In this paper we have argued that the practical application of the ‘medicines resistance’ model of medicine-taking appears to be problematic for several reasons. The active/passive and accepter/modifier distinctions may not allow for clear determination of which profile a patient may fit at any given point, and that the definitions of ‘accepter’ and ‘resistance’ may be insufficiently discerning to categorise patients’ use of medicines in practice. We have pointed out that these problems arise when the issue of adherence is taken into account, since the ‘medicines resistance’ model does not consider disquiet about medicines in isolation.
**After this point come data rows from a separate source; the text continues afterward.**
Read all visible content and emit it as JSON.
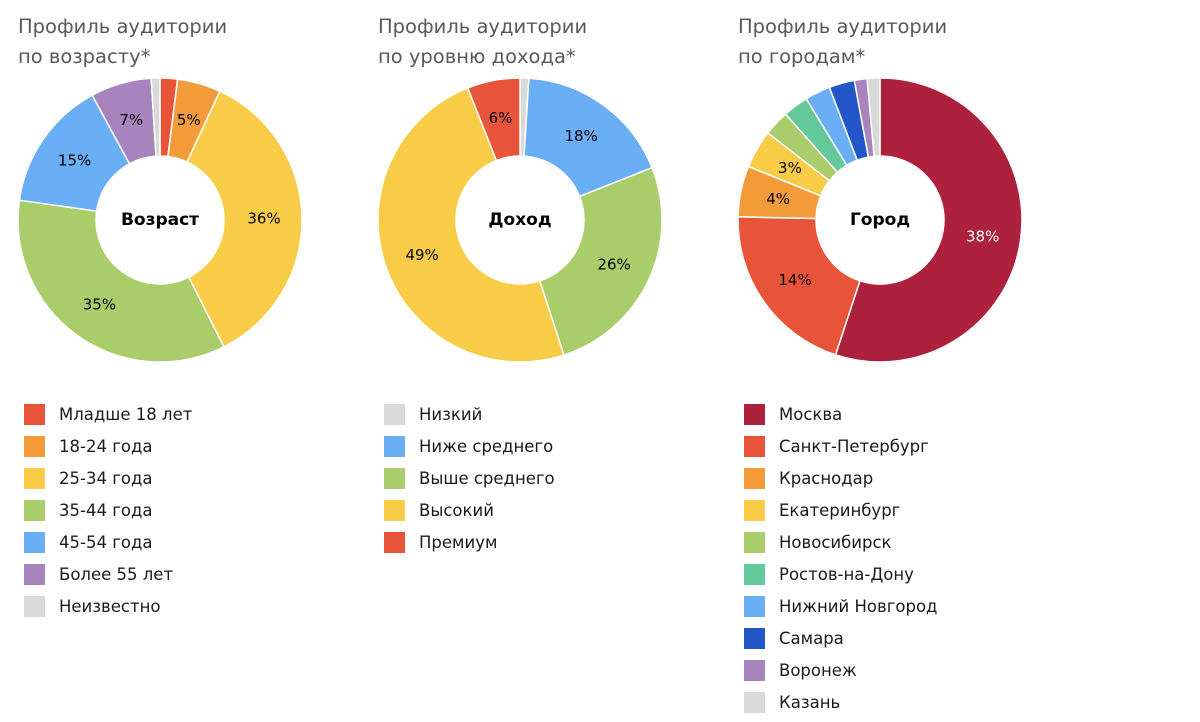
{
  "chart_data": [
    {
      "type": "pie",
      "title": [
        "Профиль аудитории",
        "по возрасту*"
      ],
      "center_label": "Возраст",
      "slices": [
        {
          "label": "Младше 18 лет",
          "value": 2,
          "color": "#e8543a",
          "show_value": false
        },
        {
          "label": "18-24 года",
          "value": 5,
          "color": "#f29b38",
          "show_value": true
        },
        {
          "label": "25-34 года",
          "value": 36,
          "color": "#f8cc46",
          "show_value": true
        },
        {
          "label": "35-44 года",
          "value": 35,
          "color": "#a8cd6a",
          "show_value": true
        },
        {
          "label": "45-54 года",
          "value": 15,
          "color": "#6aaef5",
          "show_value": true
        },
        {
          "label": "Более 55 лет",
          "value": 7,
          "color": "#a884bf",
          "show_value": true
        },
        {
          "label": "Неизвестно",
          "value": 1,
          "color": "#d9d9d9",
          "show_value": false
        }
      ]
    },
    {
      "type": "pie",
      "title": [
        "Профиль аудитории",
        "по уровню дохода*"
      ],
      "center_label": "Доход",
      "slices": [
        {
          "label": "Низкий",
          "value": 1,
          "color": "#d9d9d9",
          "show_value": false
        },
        {
          "label": "Ниже среднего",
          "value": 18,
          "color": "#6aaef5",
          "show_value": true
        },
        {
          "label": "Выше среднего",
          "value": 26,
          "color": "#a8cd6a",
          "show_value": true
        },
        {
          "label": "Высокий",
          "value": 49,
          "color": "#f8cc46",
          "show_value": true
        },
        {
          "label": "Премиум",
          "value": 6,
          "color": "#e8543a",
          "show_value": true
        }
      ]
    },
    {
      "type": "pie",
      "title": [
        "Профиль аудитории",
        "по городам*"
      ],
      "center_label": "Город",
      "slices": [
        {
          "label": "Москва",
          "value": 38,
          "color": "#ad213d",
          "show_value": true,
          "light_text": true
        },
        {
          "label": "Санкт-Петербург",
          "value": 14,
          "color": "#e8543a",
          "show_value": true
        },
        {
          "label": "Краснодар",
          "value": 4,
          "color": "#f29b38",
          "show_value": true
        },
        {
          "label": "Екатеринбург",
          "value": 3,
          "color": "#f8cc46",
          "show_value": true
        },
        {
          "label": "Новосибирск",
          "value": 2,
          "color": "#a8cd6a",
          "show_value": false
        },
        {
          "label": "Ростов-на-Дону",
          "value": 2,
          "color": "#63c99a",
          "show_value": false
        },
        {
          "label": "Нижний Новгород",
          "value": 2,
          "color": "#6aaef5",
          "show_value": false
        },
        {
          "label": "Самара",
          "value": 2,
          "color": "#2356c8",
          "show_value": false
        },
        {
          "label": "Воронеж",
          "value": 1,
          "color": "#a884bf",
          "show_value": false
        },
        {
          "label": "Казань",
          "value": 1,
          "color": "#d9d9d9",
          "show_value": false
        }
      ]
    }
  ]
}
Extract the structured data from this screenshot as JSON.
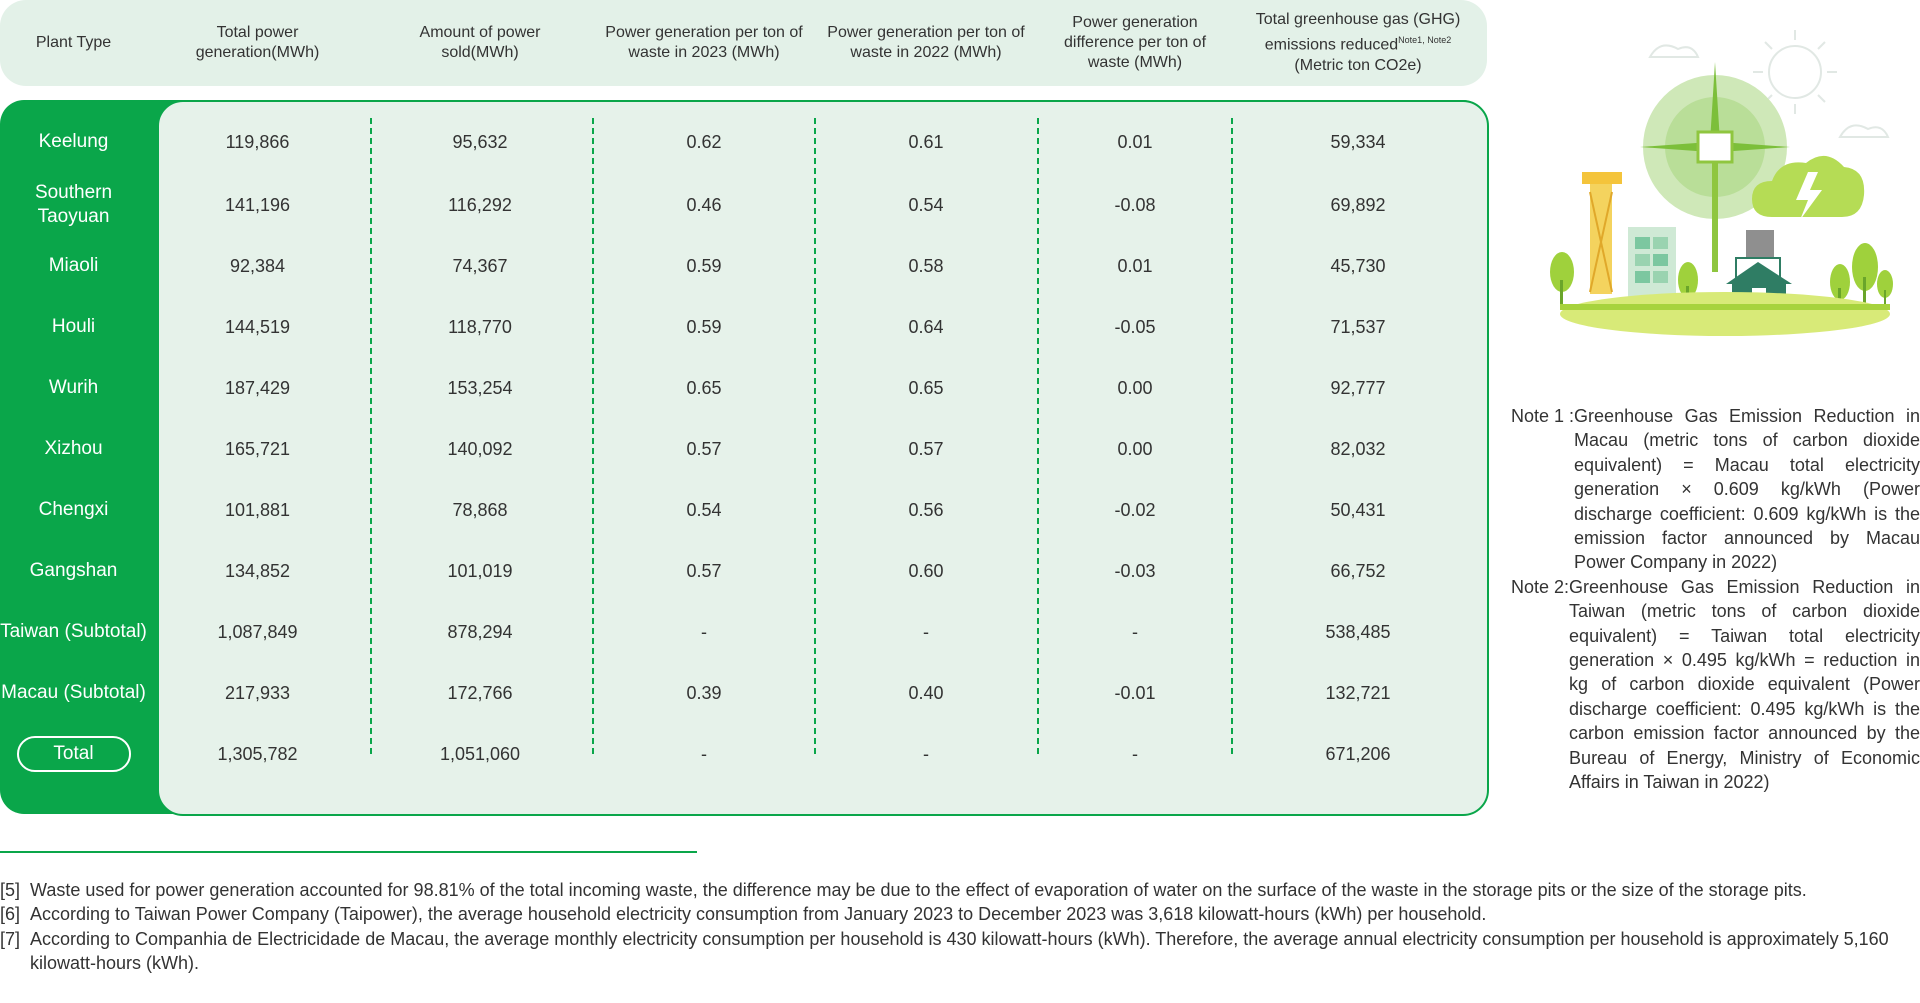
{
  "table": {
    "headers": [
      "Plant Type",
      "Total power generation(MWh)",
      "Amount of power sold(MWh)",
      "Power generation per ton of waste in 2023 (MWh)",
      "Power generation per ton of waste in 2022 (MWh)",
      "Power generation difference per ton of waste (MWh)",
      "Total greenhouse gas (GHG) emissions reduced"
    ],
    "ghg_header_sup": "Note1, Note2",
    "ghg_header_unit": "(Metric ton CO2e)",
    "rows": [
      {
        "plant": "Keelung",
        "values": [
          "119,866",
          "95,632",
          "0.62",
          "0.61",
          "0.01",
          "59,334"
        ]
      },
      {
        "plant": "Southern Taoyuan",
        "values": [
          "141,196",
          "116,292",
          "0.46",
          "0.54",
          "-0.08",
          "69,892"
        ]
      },
      {
        "plant": "Miaoli",
        "values": [
          "92,384",
          "74,367",
          "0.59",
          "0.58",
          "0.01",
          "45,730"
        ]
      },
      {
        "plant": "Houli",
        "values": [
          "144,519",
          "118,770",
          "0.59",
          "0.64",
          "-0.05",
          "71,537"
        ]
      },
      {
        "plant": "Wurih",
        "values": [
          "187,429",
          "153,254",
          "0.65",
          "0.65",
          "0.00",
          "92,777"
        ]
      },
      {
        "plant": "Xizhou",
        "values": [
          "165,721",
          "140,092",
          "0.57",
          "0.57",
          "0.00",
          "82,032"
        ]
      },
      {
        "plant": "Chengxi",
        "values": [
          "101,881",
          "78,868",
          "0.54",
          "0.56",
          "-0.02",
          "50,431"
        ]
      },
      {
        "plant": "Gangshan",
        "values": [
          "134,852",
          "101,019",
          "0.57",
          "0.60",
          "-0.03",
          "66,752"
        ]
      },
      {
        "plant": "Taiwan (Subtotal)",
        "values": [
          "1,087,849",
          "878,294",
          "-",
          "-",
          "-",
          "538,485"
        ]
      },
      {
        "plant": "Macau (Subtotal)",
        "values": [
          "217,933",
          "172,766",
          "0.39",
          "0.40",
          "-0.01",
          "132,721"
        ]
      },
      {
        "plant": "Total",
        "values": [
          "1,305,782",
          "1,051,060",
          "-",
          "-",
          "-",
          "671,206"
        ]
      }
    ]
  },
  "notes": [
    {
      "label": "Note 1 :",
      "text": "Greenhouse Gas Emission Reduction in Macau (metric tons of carbon dioxide equivalent) = Macau total electricity generation × 0.609 kg/kWh (Power discharge coefficient: 0.609 kg/kWh is the emission factor announced by Macau Power Company in 2022)"
    },
    {
      "label": "Note 2:",
      "text": "Greenhouse Gas Emission Reduction in Taiwan (metric tons of carbon dioxide equivalent) = Taiwan total electricity generation × 0.495 kg/kWh = reduction in kg of carbon dioxide equivalent (Power discharge coefficient: 0.495 kg/kWh is the carbon emission factor announced by the Bureau of Energy, Ministry of Economic Affairs in Taiwan in 2022)"
    }
  ],
  "footnotes": [
    {
      "num": "[5]",
      "text": "Waste used for power generation accounted for 98.81% of the total incoming waste, the difference may be due to the effect of evaporation of water on the surface of the waste in the storage pits or the size of the storage pits."
    },
    {
      "num": "[6]",
      "text": "According to Taiwan Power Company (Taipower), the average household electricity consumption from January 2023 to December 2023 was 3,618 kilowatt-hours (kWh) per household."
    },
    {
      "num": "[7]",
      "text": "According to Companhia de Electricidade de Macau, the average monthly electricity consumption per household is 430 kilowatt-hours (kWh). Therefore, the average annual electricity consumption per household is approximately 5,160 kilowatt-hours (kWh)."
    }
  ],
  "colors": {
    "accent": "#0aa64a",
    "panel": "#e6f2ea",
    "header": "#e3f1e8"
  },
  "illustration": {
    "icons": [
      "wind-turbine-icon",
      "power-tower-icon",
      "house-icon",
      "tree-icon",
      "cloud-lightning-icon",
      "sun-icon"
    ]
  }
}
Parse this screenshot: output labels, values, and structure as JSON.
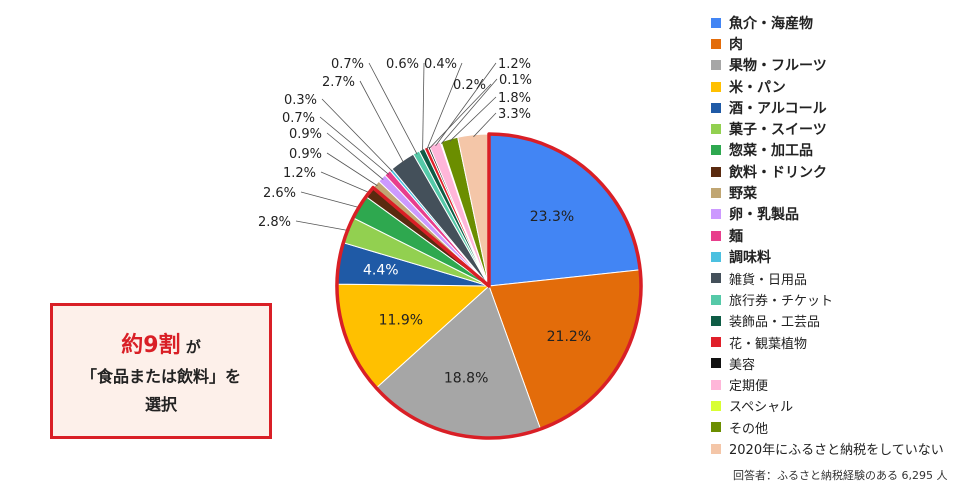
{
  "chart_data": {
    "type": "pie",
    "title": "",
    "categories": [
      "魚介・海産物",
      "肉",
      "果物・フルーツ",
      "米・パン",
      "酒・アルコール",
      "菓子・スイーツ",
      "惣菜・加工品",
      "飲料・ドリンク",
      "野菜",
      "卵・乳製品",
      "麺",
      "調味料",
      "雑貨・日用品",
      "旅行券・チケット",
      "装飾品・工芸品",
      "花・観葉植物",
      "美容",
      "定期便",
      "スペシャル",
      "その他",
      "2020年にふるさと納税をしていない"
    ],
    "values": [
      23.3,
      21.2,
      18.8,
      11.9,
      4.4,
      2.8,
      2.6,
      1.2,
      0.9,
      0.9,
      0.7,
      0.3,
      2.7,
      0.7,
      0.6,
      0.4,
      0.2,
      1.2,
      0.1,
      1.8,
      3.3
    ],
    "labels": [
      "23.3%",
      "21.2%",
      "18.8%",
      "11.9%",
      "4.4%",
      "2.8%",
      "2.6%",
      "1.2%",
      "0.9%",
      "0.9%",
      "0.7%",
      "0.3%",
      "2.7%",
      "0.7%",
      "0.6%",
      "0.4%",
      "0.2%",
      "1.2%",
      "0.1%",
      "1.8%",
      "3.3%"
    ],
    "colors": [
      "#4285f4",
      "#e36c0a",
      "#a6a6a6",
      "#ffc000",
      "#1f5aa6",
      "#92d050",
      "#2ea84f",
      "#5a2a0f",
      "#c0a673",
      "#cc99ff",
      "#e83e8c",
      "#4bc0e0",
      "#44505a",
      "#55c9a8",
      "#0e5c45",
      "#e0202a",
      "#111111",
      "#ffb6d9",
      "#d9ff33",
      "#6b8e00",
      "#f4c6a8"
    ],
    "food_group_count": 8,
    "legend_bold_count": 12,
    "legend": "right"
  },
  "callout": {
    "highlight": "約9割",
    "suffix": "が",
    "line2": "「食品または飲料」を",
    "line3": "選択"
  },
  "footnote": "回答者：ふるさと納税経験のある 6,295 人"
}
Subsequently, since disquiet may well be a feature of both adherence and non-adherence to medicines, dissociation of disquiet from adherence may allow for a focus on helping patients to resolve their disquiet, if possible, without this necessarily having to be viewed in terms of its potential effect on adherence. As such, we suggest that a more fruitful approach may be to focus more on patients’ disquiet about medicines and less on whether or not they are ‘resistant’.
We thank the patients and their carers who agreed to take part in this study. Without their generosity and co-operation this study could not have taken place.